After five years, Arlington County is putting finishing touches on its Complete Street plan to improve walking, biking and driving conditions along a stretch of Army Navy Drive in the Pentagon City area.
The updated plans — which are 90% complete — were presented in a virtual public hearing on Wednesday. County staff are taking public comments via email on this version until Dec. 4, and the final plans will be submitted next summer. Construction on the section of road from S. Joyce Street to S. Eads Street is slated to begin in 2022.
The $16.87-million project aims to reduce conflicts among cars, buses, bikes and pedestrians with narrower lanes, stretches of bus-only lanes, protected left turns and signalized right turns, clearer sidewalks and shorter crosswalks. The south side of Army Navy Drive will have two-way bike lane protected by a line of trees.
The measures mean the new Army Navy Drive will be reduced to two through lanes in each direction, narrowing to one lane east of S. Eads Street.
“This segment has much lower traffic volumes than the other four blocks of the project corridor,” Lawler said in an email.
Reducing a lane of traffic to accommodate a bus lane between S. Joyce Street and S. Hayes Street will actually improve flow because buses will not block traffic while loading passengers, he said.
Traffic lanes will be narrowed to slow down cars, but staff are not planning to propose a lower speed limit, which is 35 miles per hour, Lawler said during the meeting.

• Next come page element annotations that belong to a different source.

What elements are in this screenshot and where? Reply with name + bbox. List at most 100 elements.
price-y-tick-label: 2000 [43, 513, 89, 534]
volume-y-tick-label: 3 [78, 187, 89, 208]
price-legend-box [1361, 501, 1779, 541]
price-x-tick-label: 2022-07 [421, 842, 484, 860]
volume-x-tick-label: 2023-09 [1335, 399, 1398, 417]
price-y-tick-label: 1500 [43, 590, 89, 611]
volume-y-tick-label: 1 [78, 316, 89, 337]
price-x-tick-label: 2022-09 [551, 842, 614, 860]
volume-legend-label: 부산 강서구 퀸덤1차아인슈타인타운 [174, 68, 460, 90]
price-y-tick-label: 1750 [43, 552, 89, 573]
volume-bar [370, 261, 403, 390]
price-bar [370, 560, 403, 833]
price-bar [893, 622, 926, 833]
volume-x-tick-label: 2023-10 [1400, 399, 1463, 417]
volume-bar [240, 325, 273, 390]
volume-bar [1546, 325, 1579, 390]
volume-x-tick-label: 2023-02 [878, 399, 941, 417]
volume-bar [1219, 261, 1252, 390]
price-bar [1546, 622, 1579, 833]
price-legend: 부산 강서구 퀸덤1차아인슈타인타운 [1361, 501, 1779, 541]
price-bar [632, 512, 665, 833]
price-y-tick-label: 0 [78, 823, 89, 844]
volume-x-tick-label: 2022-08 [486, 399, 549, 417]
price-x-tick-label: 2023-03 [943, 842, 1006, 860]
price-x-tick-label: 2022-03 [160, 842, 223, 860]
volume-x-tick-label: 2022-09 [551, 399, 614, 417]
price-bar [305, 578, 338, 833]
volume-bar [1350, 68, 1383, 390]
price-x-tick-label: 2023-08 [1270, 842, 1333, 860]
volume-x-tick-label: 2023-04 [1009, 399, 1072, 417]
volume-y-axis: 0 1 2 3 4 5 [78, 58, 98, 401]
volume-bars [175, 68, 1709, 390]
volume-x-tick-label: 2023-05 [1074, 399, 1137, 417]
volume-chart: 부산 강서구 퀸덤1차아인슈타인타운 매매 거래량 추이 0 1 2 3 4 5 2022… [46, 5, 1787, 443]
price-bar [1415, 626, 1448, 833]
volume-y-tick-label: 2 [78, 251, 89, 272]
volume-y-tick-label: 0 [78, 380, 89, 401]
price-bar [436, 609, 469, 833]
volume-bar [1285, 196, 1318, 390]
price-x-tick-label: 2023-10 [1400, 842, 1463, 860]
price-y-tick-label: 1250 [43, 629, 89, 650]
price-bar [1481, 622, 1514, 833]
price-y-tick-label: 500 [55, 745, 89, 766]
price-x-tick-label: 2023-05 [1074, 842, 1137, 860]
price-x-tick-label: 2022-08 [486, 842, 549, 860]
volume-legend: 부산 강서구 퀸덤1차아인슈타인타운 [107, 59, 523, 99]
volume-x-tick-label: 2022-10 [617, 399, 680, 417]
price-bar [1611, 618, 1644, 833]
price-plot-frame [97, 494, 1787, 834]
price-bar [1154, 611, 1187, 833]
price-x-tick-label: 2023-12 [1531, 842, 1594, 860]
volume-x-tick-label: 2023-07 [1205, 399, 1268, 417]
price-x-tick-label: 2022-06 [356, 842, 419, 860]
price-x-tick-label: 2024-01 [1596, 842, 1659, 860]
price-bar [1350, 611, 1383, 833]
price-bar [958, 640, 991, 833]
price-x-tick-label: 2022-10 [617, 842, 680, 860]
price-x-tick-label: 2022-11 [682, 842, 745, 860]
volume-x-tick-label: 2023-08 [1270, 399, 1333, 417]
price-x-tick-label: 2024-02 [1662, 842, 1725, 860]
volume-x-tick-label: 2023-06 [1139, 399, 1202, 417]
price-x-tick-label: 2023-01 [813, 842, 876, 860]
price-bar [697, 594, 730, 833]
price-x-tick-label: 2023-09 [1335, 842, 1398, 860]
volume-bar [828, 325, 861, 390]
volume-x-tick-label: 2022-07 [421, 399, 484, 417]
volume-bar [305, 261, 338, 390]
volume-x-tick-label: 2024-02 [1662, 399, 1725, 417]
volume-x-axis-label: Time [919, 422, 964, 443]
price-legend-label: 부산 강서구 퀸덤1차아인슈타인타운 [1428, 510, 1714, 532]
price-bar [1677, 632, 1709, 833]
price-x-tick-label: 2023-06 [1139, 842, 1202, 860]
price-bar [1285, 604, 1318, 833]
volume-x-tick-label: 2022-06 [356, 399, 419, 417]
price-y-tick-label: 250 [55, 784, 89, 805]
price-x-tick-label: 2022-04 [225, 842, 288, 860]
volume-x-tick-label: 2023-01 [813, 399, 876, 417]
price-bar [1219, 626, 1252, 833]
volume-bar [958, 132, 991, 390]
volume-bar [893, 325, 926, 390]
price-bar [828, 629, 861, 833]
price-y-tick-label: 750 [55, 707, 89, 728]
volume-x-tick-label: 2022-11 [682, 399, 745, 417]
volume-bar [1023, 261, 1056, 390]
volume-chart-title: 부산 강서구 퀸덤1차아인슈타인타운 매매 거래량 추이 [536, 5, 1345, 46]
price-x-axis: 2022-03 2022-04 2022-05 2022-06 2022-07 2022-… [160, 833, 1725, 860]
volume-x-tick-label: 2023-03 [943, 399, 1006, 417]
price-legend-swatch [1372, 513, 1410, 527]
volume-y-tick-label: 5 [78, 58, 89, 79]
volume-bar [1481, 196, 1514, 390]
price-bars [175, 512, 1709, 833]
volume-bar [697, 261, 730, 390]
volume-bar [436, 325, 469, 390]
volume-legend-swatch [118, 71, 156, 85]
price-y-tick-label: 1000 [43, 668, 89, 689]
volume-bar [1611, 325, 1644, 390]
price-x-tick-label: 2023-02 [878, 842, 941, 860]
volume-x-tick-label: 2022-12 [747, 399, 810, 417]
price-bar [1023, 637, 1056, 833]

Construction is still a ways off. Staff expect construction to begin in the spring of 2022. With work scheduled block by block to minimize disruptions, it could last until the fall of 2024. Original plans had construction starting in 2020 and ending in 2022.
Lawler attributed the delays to the additional tasks needed for a project receiving federal aid.
“For this project, it took much longer to receive our National Environmental Policy Act document approval than we had envisioned,” he said in an email.
Staff skipped the 60% design phase to make up for lost time, he said.
After the medians are removed, work will start on the south side of Army Navy Drive, beginning with the area where Amazon HQ2 will be, along S. Eads Street, and moving west. Once the medians are replaced, the road will be repainted and striped, concluding the project.
Lawler said in the meeting that “we won’t have any conflict” with Amazon construction.
Community feedback led to two major changes, he said. First, another block of protected bike lane was added to connect the bike lane west of S. Lynn Street with the planned protected bike lane starting at S. Joyce Street.
“This way we don’t have a missing link in the system,” Lawler said in the meeting.
Staff could not insert this change into this project, as it is receiving federal funding, so they created a separate capital improvement project to address it, he said.
From S. Lynn Street — near Prospect Hill Park — to S. Eads Street, Army Navy Drive is “pretty uncomfortable to use scooters and bikes on,” Lawler told ARLnow after the meeting. “The changes will provide them a safer route for them to use.”
With the changes, bicyclists on Army Navy Drive will be able to use the major east-west link more easily to connect with the Mount Vernon Trail and get to Washington, D.C., he said.
Another change was to align the bumpy pedestrian ramps with the crosswalk. Initially, the ramps were perpendicular to the crosswalk, which advocates said directs vision-impaired pedestrians into harm’s way.